In management consultancy recruitment, while interview questions change, an interviewer ultimately wants to know why they should hire you. Every interview question has a purpose.
In this blog series we will provide insight into management consultancy recruitment and specifically interview questions and how best to answer them. An interviewer’s aim is to determine why you want to work for them, whether you’ll be a good organisational and culture fit, and what experience you bring to the table. Beyond these key aspects interviewers are trying to determine your career expectations, salary expectations, fill in any obvious ‘CV gaps’ and if possible discover a little more about you.
The “Why you” questions
With each of these interview questions remember ‘professional not personal’. Interviewers do not want to know that your weakness is chocolate and you have 10 amazing cats. In fact best to keep the latter to yourself on all occasions. They want to know what you will bring to their consulting team and that you are honest and self-aware.
Question 1: Can you tell me a little about yourself?
Why are you right for this job? What management consultancy experience or accomplishments can you highlight to back this up? Keep it concise. This is not the time to list your employment history: your interviewers have read your CV so do not repeat it verbatim but instead expand upon it.
Question 2: Why should we hire you?
A daunting question but a great opportunity to highlight your key skills and attributes: relate these to the company’s goals and the job spec. Why are you the best candidate for the position? How will you fit in this management consultancy team/company? Prove it with specific examples. This shows your interviewer that you are self-aware, can sell yourself and you’ve done your research (highlighting that you are well prepared and truly interested in the role).
Question 3: What are your greatest strengths?
This question (and the following one) might be a cliché but they are very good questions and you need to be prepared for them and for others which might sound different but are actually the same.
The following points might help to focus your answers: once again think professional not personal.
*What are your key skills?
*How are these relevant to this particular management consultancy role?
*Most importantly quote specific examples to showcase these strengths: it’s implied in the question.
Question 4: What do you consider to be your weaknesses?
Let’s be honest: this is a stinker which is why it’s such a good question.
The best tactic is to either volunteer something that is not relevant for the role (i.e. its opposite is not on the list of essential/desirable characteristics) or is something that you can provide evidence you are tackling and getting better at.
Neither “I’m always running late” nor “I can’t think of anything” will leave your interviewer with a positive impression.

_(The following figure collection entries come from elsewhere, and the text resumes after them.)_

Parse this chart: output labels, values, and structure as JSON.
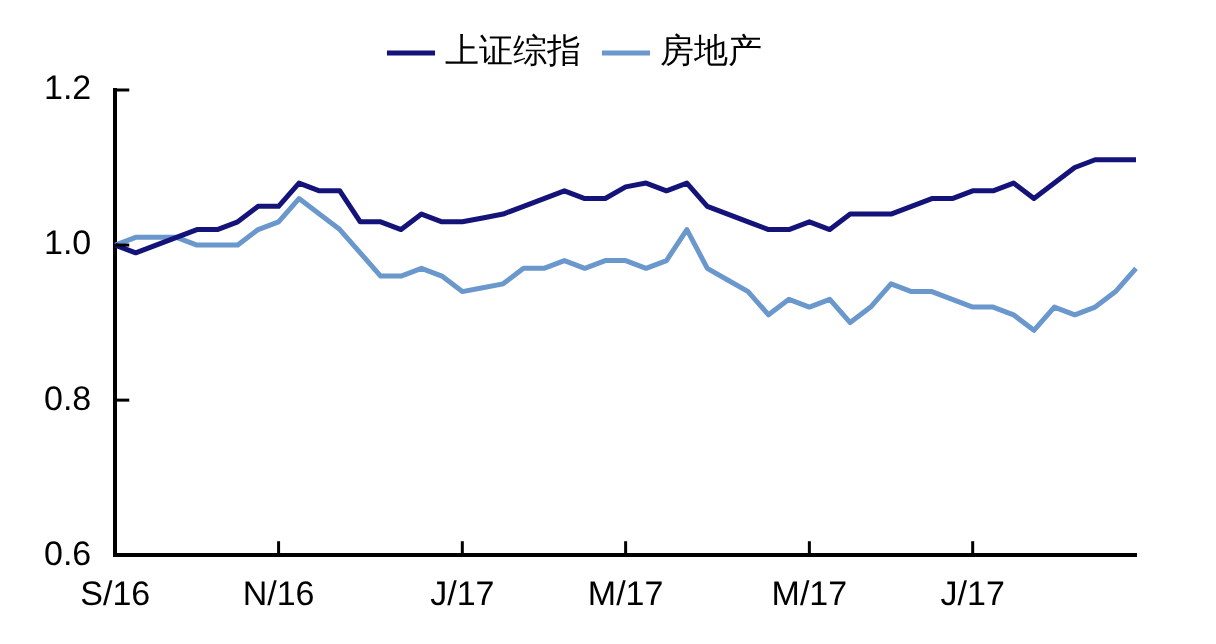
{
  "chart_data": {
    "type": "line",
    "categories": [
      "S/16",
      null,
      null,
      null,
      null,
      null,
      null,
      null,
      "N/16",
      null,
      null,
      null,
      null,
      null,
      null,
      null,
      null,
      "J/17",
      null,
      null,
      null,
      null,
      null,
      null,
      null,
      "M/17",
      null,
      null,
      null,
      null,
      null,
      null,
      null,
      null,
      "M/17",
      null,
      null,
      null,
      null,
      null,
      null,
      null,
      "J/17",
      null,
      null,
      null,
      null,
      null,
      null,
      null,
      null
    ],
    "series": [
      {
        "name": "上证综指",
        "color": "#14137a",
        "values": [
          1.0,
          0.99,
          1.0,
          1.01,
          1.02,
          1.02,
          1.03,
          1.05,
          1.05,
          1.08,
          1.07,
          1.07,
          1.03,
          1.03,
          1.02,
          1.04,
          1.03,
          1.03,
          1.035,
          1.04,
          1.05,
          1.06,
          1.07,
          1.06,
          1.06,
          1.075,
          1.08,
          1.07,
          1.08,
          1.05,
          1.04,
          1.03,
          1.02,
          1.02,
          1.03,
          1.02,
          1.04,
          1.04,
          1.04,
          1.05,
          1.06,
          1.06,
          1.07,
          1.07,
          1.08,
          1.06,
          1.08,
          1.1,
          1.11,
          1.11,
          1.11
        ]
      },
      {
        "name": "房地产",
        "color": "#6a98cc",
        "values": [
          1.0,
          1.01,
          1.01,
          1.01,
          1.0,
          1.0,
          1.0,
          1.02,
          1.03,
          1.06,
          1.04,
          1.02,
          0.99,
          0.96,
          0.96,
          0.97,
          0.96,
          0.94,
          0.945,
          0.95,
          0.97,
          0.97,
          0.98,
          0.97,
          0.98,
          0.98,
          0.97,
          0.98,
          1.02,
          0.97,
          0.955,
          0.94,
          0.91,
          0.93,
          0.92,
          0.93,
          0.9,
          0.92,
          0.95,
          0.94,
          0.94,
          0.93,
          0.92,
          0.92,
          0.91,
          0.89,
          0.92,
          0.91,
          0.92,
          0.94,
          0.97
        ]
      }
    ],
    "ylim": [
      0.6,
      1.2
    ],
    "yticks": [
      {
        "value": 0.6,
        "label": "0.6"
      },
      {
        "value": 0.8,
        "label": "0.8"
      },
      {
        "value": 1.0,
        "label": "1.0"
      },
      {
        "value": 1.2,
        "label": "1.2"
      }
    ],
    "grid": false,
    "legend": "top",
    "marker": "none",
    "line_style": "solid"
  }
}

When preparing your response in advance be self-aware and honest. If you identify a weakness don’t just say you will improve it for the sake of the interview, actually do something. You’ll be a better employee and you will have a great answer for this interview question. If your answer really is “I’m always running late” then a much better response is “I used to struggle with time-management in the morning but now I arrive 15 minutes earlier each day: this provides time to deal with unexpected tasks before my scheduled meetings begin”. This shows you have identified a weakness and worked to improve it.
Question 5: What is your greatest achievement?

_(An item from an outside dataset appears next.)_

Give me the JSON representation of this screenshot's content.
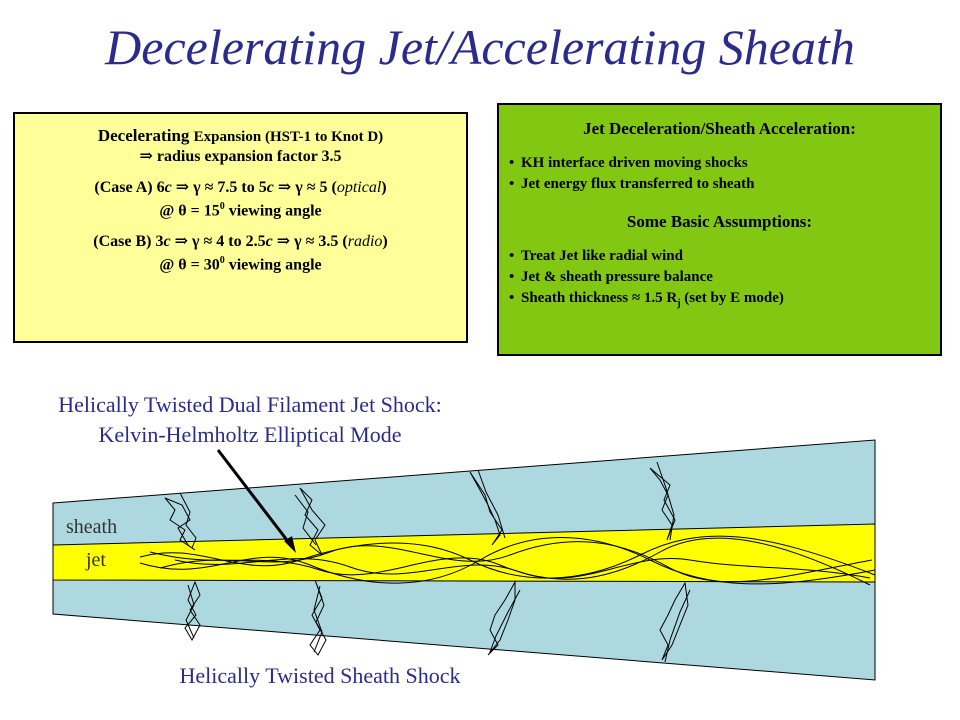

Be specific; focus on your professional accomplishments within management consultancy and how these achievements benefited the business. Did you increase sales? If so, by how much? Over what time period? How did this impact overall sales targets and business development? Relate your success back to the role to which you are applying. This is your opportunity to show why you are the best candidate for the role and what you could do for their business if they employed you.
You CAN use selected and compelling personal achievements if they are relevant and demonstrate qualities expected in the role. But think marathon running rather than 5k i.e. if they are not impressive then best not to.
The most important element in answering “Why you?” questions is preparation. Practise your answers again and again, then practise with an audience and ask for feedback.
Your perfect answers are unique to you, concise, compelling and sound natural.